Milk Sensitivity

Have you been weaned yet??

Cow nursing her calf.

A mother feeding her young is a beautiful thing. But as adult humans, why are we drinking milk meant for baby cows???
© Can Stock Photo

I told my new gastroenterologist I had a milk sensitivity.  He wasn’t surprised, but what he said surprised me. He told me just about everyone a problem with a dairy sensitivity sooner or later. I asked him why people should have so much trouble digesting milk, cheese, and other dairy products.  I wanted to hear what he’d say. He told me that in nature, animals are weaned (stop nursing on their mothers) by the time they are adults, at the latest. Once the time for digesting milk products is over, the ability to digest them fades away. The body doesn’t waste the energy to keep that ability once the milk flow stops coming. In fact, he told me almost EVERYONE becomes lactose intolerant at some point!

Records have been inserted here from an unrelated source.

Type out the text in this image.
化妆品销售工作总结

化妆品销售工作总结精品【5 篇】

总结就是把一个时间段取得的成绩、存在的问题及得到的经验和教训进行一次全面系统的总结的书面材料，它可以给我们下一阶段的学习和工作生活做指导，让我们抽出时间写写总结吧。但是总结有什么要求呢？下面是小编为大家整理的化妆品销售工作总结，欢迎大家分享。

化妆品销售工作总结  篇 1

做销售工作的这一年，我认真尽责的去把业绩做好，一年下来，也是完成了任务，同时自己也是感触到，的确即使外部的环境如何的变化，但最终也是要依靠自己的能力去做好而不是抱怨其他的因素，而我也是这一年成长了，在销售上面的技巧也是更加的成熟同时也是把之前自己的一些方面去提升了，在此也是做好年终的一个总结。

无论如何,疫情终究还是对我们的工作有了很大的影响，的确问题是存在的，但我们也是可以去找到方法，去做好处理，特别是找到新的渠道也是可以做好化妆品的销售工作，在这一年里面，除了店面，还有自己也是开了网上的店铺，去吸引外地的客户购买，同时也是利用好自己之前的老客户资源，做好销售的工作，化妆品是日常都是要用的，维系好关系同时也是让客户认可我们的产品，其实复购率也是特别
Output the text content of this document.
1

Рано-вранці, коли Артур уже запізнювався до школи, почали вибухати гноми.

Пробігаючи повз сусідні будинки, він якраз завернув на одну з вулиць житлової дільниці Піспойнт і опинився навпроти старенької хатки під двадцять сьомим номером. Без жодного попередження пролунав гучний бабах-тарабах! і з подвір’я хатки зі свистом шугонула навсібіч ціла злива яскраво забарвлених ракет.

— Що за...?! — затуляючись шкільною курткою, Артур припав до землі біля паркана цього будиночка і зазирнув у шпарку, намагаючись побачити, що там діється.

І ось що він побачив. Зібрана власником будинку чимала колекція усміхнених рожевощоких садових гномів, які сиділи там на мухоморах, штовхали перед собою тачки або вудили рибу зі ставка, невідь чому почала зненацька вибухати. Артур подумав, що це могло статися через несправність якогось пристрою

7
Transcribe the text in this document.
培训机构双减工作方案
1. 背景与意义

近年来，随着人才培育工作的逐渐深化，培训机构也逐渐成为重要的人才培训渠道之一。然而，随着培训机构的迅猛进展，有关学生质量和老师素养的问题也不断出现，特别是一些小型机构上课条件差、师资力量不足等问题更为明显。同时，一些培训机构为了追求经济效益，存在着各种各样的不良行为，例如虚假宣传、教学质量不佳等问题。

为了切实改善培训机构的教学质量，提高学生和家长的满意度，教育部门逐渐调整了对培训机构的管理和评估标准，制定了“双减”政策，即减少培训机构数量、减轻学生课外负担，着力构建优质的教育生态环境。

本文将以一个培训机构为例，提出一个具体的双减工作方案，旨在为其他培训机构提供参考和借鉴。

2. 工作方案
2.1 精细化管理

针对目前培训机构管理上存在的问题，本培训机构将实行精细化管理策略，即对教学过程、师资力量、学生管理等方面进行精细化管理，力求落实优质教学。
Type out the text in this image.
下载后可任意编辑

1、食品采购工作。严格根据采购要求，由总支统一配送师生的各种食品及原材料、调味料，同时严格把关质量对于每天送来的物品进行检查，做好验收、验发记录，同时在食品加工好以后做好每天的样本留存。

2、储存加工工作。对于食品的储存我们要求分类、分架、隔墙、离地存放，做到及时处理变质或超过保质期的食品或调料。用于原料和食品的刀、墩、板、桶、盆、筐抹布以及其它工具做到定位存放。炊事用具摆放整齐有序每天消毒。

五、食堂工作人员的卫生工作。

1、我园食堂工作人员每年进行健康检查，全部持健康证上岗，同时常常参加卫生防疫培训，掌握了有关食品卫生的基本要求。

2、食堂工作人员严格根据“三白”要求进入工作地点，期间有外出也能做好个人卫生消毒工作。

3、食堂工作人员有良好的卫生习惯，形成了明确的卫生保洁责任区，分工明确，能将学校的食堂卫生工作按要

Lack of lactose digestion…

I think most people that have a milk sensitivity have problems with lactose. There are other kinds of milk sensitivities (see below), but that seems to be the most common one. Lactose is a sugar. If it’s not digested, it proceeds to the large intestine where bacteria and yeast devour it. These bacteria and yeasts then create gas, and other intestinal irritants. They also breed out of control. This leads to bloating, which in many people (especially people with IBS) leads to gas, bowel cramping, diarrhea, abdominal pain, and even constipation! So I asked my doctor:

Does Lactaid or other lactose enzymes pills help with milk sensitivity?

He chuckled a little, but then got serious. He told me that people that have a very minor case of lactose intolerance can get away with using lactose enzyme pills. He went on to say that anyone with a high sensitivity to milk lactose would probably still have problems even when using lactose enzyme pills.

The case against casein:

Angry cow closeup picture.

My milk was never meant for you in the first place. No wonder it makes so many of you sick.
© Can Stock Photo

If all this wasn’t bad enough, there are other kinds of milk sensitivity besides lactose intolerance. Casein is a protein found in the milk of many mammals (humans included). However, some people are allergic to casein, and other people are sensitive to it. In fact casein has a chemical structure that is similar to gluten. LOTS of people have trouble with gluten! Could there be a link here? Stay tuned…. Casein is found in all kinds of things, from sports energy bars to margarine! It goes by many names including:calcium casein, casein hydrolysate, magnesium casein, potassium casein, rennet casein, sodium casein. It’s used as an additive in many foods.

Meanwhile, back to milk sensitivity in general:

What my gastro doc said made me think (again) how strange it is that we drink milk or eat dairy products. Human milk is for baby humans. Cows milk is for baby cows.

If you have IBS, I think you should find out if you have a milk sensitivity.

Talk to your doctor and/or a dietician, and maybe try a food elimination diet. This may find other foods you may be sensitive to! Good luck and let me know how you make out in the comments section! Find out more about food sensitivities. Look here for lactose intolerance.


  1. Reply

    I love your site, and have IBS like symptoms when eating either wheat or gluten (I have not pinpointed it). For example – beer does not bother me, and frequently can ease the symptoms :D

    Here’s my concern/question: We need calcium for strong bones, so if the dairy products made with cow’s milk, which we’re not supposed to be consuming, is the main source of calcium in the diet, then how should we get the right amount of calcium in our diet, on a daily basis? Milk, cheese, yogurt is all ‘off limits.’

    • Reply

      Thanks for the compliment, Jules. I’m glad a brew eases your symptoms :). A number of things contribute to strong bones. Having enough vitamin D in your system helps process the calcium. You can get that by the sun on your skin. Lots of dark leafy green veggies have calcium as do some fish, etc.

      I”m sure there are other things, that I’m not even aware of for getting calcium.

      And of course, there’s always a calcium supplement. I’ve read that calcium citronate is better than calcium carbonate, if that’s something you want to try. That’s what I take anyway.

  2. Reply

    Hey, Shawn.

    check out the info on raw milk at

    • Reply

      Interesting stuff! I have a friend that is a huge proponent (okay a zealot) of raw milk. He’s also into goat’s milk. I don’t know where he gets it, but his cheddar is the only kind I can eat without getting sick. Thanks Sharon!